Apple Inc., known for its innovative technology products, has received a mixed assessment in terms of its long-term outlook based on Smartkarma Smart Scores. With a moderate score in value and dividend factors, the company is deemed to be stable but not exceptional in these areas. However, Apple has shown strength in growth and momentum, scoring above average in these aspects. This suggests that the company is well-positioned for future expansion and has strong market traction. Additionally, Apple has exhibited resilience, indicating its ability to withstand economic fluctuations and challenges in the market.

As a leader in the tech industry, Apple Inc. designs and markets a range of popular devices and services, targeting various customer segments globally. With a focus on smartphones, personal computers, wearables, and digital services, the company caters to consumer, business, education, and government markets. While Smartkarma Smart Scores suggest room for improvement in certain areas for Apple, its overall outlook remains positive, especially in terms of growth potential and market momentum.


Disclaimer: This article by Smartkarma is general in nature and based on historical data and analyst forecasts only using an unbiased methodology and our articles are not intended to be financial advice.
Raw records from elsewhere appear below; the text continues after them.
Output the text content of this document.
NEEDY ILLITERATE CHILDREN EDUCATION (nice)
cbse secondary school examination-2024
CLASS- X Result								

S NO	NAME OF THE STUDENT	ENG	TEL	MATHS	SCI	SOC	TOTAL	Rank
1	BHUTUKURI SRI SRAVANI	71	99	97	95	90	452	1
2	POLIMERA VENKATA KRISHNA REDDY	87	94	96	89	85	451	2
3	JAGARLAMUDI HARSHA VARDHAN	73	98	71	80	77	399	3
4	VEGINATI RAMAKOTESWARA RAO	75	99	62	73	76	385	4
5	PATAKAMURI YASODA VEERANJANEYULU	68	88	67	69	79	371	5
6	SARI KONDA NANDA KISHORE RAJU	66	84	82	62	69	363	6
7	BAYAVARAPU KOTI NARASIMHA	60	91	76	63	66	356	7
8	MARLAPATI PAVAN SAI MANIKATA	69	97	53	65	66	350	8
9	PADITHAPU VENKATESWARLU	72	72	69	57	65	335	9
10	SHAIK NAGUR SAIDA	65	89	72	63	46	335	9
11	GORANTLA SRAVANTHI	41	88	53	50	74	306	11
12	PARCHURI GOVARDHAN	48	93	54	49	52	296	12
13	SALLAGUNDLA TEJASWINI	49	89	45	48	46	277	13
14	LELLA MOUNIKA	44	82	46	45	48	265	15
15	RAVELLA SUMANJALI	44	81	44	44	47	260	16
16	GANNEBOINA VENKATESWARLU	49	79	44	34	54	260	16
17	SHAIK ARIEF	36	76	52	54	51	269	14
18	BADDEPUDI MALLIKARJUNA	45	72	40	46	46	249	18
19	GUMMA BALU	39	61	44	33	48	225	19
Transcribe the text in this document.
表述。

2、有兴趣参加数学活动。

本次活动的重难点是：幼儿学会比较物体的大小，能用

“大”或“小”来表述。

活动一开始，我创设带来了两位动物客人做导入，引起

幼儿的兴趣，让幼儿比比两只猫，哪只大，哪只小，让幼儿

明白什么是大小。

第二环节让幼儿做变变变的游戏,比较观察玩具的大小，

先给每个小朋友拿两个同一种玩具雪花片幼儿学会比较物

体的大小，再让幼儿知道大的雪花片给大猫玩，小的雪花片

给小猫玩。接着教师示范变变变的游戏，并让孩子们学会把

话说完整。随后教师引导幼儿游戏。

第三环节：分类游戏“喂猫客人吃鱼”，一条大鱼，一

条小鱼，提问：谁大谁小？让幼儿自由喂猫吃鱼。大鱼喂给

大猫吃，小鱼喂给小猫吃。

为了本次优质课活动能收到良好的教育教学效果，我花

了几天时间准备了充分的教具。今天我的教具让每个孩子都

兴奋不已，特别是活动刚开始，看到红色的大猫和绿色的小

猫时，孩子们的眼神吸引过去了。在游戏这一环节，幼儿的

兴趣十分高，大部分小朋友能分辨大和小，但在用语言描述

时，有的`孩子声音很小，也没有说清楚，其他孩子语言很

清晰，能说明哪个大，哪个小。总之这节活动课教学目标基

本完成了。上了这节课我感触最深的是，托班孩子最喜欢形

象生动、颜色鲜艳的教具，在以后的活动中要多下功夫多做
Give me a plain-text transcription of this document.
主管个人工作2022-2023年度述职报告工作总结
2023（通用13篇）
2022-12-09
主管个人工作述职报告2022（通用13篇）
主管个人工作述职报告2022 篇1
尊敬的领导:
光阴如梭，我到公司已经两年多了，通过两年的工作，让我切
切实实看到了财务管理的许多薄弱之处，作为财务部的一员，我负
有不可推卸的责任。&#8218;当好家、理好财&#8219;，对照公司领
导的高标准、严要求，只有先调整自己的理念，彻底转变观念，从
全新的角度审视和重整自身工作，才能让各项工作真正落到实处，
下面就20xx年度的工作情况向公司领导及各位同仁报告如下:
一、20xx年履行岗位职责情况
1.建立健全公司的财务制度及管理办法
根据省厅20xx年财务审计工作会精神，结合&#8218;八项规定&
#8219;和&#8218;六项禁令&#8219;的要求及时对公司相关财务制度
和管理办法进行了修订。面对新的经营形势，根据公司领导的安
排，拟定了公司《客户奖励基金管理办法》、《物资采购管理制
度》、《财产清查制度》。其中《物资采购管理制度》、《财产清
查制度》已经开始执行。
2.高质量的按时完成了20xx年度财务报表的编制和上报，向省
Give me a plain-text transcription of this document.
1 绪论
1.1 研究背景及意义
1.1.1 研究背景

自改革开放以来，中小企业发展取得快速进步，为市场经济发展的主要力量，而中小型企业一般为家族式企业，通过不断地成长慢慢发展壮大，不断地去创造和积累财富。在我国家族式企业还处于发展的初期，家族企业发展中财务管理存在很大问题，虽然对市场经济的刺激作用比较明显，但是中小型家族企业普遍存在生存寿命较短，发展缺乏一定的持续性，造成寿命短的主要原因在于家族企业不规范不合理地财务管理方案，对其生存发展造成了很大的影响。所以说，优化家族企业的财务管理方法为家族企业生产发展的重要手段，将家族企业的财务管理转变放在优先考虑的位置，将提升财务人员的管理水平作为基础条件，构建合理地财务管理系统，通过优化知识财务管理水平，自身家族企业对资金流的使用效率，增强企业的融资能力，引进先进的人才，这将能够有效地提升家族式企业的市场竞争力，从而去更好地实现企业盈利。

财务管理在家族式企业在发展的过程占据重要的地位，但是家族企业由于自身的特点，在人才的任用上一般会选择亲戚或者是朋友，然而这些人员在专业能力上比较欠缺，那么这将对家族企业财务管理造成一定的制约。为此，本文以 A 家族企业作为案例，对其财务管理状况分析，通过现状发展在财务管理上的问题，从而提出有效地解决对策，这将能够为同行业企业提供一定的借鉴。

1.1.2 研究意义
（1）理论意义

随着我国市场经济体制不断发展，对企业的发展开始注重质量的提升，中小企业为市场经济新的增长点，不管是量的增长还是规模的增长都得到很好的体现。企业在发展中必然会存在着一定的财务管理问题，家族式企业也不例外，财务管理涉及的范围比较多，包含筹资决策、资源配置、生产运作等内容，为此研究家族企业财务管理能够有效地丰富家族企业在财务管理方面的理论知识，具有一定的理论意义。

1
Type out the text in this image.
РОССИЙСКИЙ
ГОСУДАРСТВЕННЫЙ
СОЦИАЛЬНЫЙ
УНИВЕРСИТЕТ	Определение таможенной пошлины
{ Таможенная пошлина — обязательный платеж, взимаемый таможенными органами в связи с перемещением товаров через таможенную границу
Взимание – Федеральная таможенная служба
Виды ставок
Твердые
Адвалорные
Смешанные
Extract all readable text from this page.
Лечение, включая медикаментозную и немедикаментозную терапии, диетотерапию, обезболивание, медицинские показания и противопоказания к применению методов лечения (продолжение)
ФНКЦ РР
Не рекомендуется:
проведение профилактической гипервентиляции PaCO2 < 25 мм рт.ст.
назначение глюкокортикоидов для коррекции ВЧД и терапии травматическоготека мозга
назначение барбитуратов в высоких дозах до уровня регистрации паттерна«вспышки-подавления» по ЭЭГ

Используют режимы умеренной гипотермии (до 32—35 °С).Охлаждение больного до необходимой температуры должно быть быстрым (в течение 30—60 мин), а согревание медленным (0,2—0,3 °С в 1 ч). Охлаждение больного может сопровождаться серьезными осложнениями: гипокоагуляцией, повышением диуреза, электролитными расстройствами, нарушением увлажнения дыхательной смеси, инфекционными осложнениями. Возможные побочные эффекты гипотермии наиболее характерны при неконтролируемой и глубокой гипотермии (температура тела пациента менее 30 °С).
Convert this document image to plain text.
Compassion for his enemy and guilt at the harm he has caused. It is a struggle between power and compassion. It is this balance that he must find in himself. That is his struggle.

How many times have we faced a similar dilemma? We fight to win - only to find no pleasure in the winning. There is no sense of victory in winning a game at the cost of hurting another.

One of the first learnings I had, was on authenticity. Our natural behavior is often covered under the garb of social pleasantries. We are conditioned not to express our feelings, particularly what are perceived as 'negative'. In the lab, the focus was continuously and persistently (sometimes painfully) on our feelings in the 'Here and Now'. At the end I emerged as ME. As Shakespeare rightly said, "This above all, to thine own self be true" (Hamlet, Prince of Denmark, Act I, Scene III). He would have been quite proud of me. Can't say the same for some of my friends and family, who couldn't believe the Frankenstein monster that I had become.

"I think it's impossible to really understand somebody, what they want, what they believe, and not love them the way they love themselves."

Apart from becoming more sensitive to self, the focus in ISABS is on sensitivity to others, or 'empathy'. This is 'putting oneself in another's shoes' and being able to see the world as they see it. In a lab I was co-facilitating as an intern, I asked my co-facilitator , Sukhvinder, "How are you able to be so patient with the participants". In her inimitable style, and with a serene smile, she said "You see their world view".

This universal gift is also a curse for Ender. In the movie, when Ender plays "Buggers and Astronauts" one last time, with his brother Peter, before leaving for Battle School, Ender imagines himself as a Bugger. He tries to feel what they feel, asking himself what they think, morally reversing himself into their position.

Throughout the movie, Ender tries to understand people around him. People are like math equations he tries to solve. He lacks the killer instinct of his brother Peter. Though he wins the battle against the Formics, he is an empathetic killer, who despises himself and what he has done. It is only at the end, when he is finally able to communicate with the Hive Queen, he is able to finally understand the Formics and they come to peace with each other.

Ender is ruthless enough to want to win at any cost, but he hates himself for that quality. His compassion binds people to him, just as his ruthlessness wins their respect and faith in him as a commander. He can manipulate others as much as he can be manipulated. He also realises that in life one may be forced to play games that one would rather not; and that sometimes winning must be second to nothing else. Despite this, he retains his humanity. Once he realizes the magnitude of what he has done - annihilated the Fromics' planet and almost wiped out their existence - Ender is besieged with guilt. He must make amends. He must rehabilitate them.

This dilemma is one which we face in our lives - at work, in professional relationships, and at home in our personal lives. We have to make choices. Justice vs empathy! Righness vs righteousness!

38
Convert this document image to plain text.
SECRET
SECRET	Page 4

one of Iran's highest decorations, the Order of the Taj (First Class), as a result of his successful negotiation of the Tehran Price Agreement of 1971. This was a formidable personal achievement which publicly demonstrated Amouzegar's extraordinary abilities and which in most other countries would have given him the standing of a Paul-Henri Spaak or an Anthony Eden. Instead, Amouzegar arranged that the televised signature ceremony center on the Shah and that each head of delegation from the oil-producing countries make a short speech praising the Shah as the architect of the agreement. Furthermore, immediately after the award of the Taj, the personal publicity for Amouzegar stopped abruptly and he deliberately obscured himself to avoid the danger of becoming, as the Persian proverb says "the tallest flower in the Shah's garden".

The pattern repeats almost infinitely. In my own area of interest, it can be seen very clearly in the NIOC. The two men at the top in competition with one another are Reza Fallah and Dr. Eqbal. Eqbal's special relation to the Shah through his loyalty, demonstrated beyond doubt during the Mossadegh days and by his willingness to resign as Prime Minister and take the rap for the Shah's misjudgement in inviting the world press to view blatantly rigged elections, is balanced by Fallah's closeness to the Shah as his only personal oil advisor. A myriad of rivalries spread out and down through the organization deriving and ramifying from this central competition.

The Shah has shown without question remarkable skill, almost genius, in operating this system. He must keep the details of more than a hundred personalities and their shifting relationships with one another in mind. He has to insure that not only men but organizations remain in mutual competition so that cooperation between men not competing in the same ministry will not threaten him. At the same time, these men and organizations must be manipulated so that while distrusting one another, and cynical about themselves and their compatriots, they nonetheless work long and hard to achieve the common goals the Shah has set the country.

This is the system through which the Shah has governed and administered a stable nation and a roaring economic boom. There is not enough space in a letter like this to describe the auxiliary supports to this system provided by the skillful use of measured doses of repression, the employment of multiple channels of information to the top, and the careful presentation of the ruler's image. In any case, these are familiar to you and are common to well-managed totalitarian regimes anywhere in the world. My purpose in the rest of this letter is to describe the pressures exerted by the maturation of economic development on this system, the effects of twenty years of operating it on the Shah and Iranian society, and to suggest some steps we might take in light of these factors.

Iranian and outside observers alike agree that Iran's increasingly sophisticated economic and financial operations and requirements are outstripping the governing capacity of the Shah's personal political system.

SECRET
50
It does not constitute a recommendation to buy or sell any stock, and does not take account of your objectives, or your financial situation. Note that our articles may not factor in the latest price-sensitive company announcements or qualitative material.
While all reasonable care has been taken in the preparation, Smartkarma makes no assurance about the accuracy of any generated data or content. All content is indicative only and should be independently checked for accuracy and confirmed before use. Smartkarma accepts no responsibility for any loss or damage caused as a result of any inaccuracy or error within the Lab online tools or generated data.